Today's society is completely dependent and addicted to so-called "new technologies". Computers and the Internet are part of people's lives, especially adolescents.
The Internet is being used all the time and everywhere, not just through computers, laptops and tablets, but through all sorts of mobile devices, and has been for some time now.
But will the computers we are familiar with now continue to exist in the future in a similar form or will they change?
Michio Kaku has an intriguing take on the issue:
At the International Industrial Trade Fair "INNOPROM 2013", which is held in the city of Ekaterinburg, the TV host from Discovery Channel and futurologist, Michio Kaku, declared that computers will disappear by 2020.
Kaku predicts that electricity and computers will be everywhere and nowhere. According to him, computers as we know them will vanish and the same will happen to the Internet as well.
The theoretical physicist from the City College of New York predicts that each one of us will be turned into a walking computer. All of this will happen thanks to new the technologies and development of micro gadgets.
With a single twitch of the eye, for example, we will be able to obtain the desired information; at every given moment, each one of us will be an internet "carrier", predicts Michio Kaku, the student of Nobel laureate Edward Teller.
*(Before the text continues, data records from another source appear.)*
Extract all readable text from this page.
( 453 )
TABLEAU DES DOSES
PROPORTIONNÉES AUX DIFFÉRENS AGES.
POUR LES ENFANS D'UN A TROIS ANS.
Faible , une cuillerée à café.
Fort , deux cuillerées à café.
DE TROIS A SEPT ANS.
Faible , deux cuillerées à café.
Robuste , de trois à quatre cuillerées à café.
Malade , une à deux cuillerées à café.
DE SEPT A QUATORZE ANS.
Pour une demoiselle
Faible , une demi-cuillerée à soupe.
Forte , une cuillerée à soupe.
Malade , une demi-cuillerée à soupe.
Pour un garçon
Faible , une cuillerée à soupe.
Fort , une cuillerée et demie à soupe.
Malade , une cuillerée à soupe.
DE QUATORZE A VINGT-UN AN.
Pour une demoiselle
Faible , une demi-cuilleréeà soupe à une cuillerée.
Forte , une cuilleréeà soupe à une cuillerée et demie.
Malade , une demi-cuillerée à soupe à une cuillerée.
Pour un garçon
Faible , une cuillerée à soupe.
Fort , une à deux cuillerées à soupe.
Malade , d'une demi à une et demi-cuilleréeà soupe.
According to Kaku, everyone will be able to read the information using a contact lens, which will be something like a mini chip-projector.
Imagine that while the men are shopping, their wives are sitting comfortably on the living room sofa and actually seeing the products their husbands are holding in their hands.
The internet will surround us and give us the ability to complete many of our tasks a lot faster.
The physicist reminds also that according to Moore's law, computing power doubles every 18 months.
But besides that, Kaku presumes that a real clash between the technological and real world will occur in around 2020.
The world of technology is advancing at a very fast rate, in contrast to society, which is significantly falling behind the technological innovations.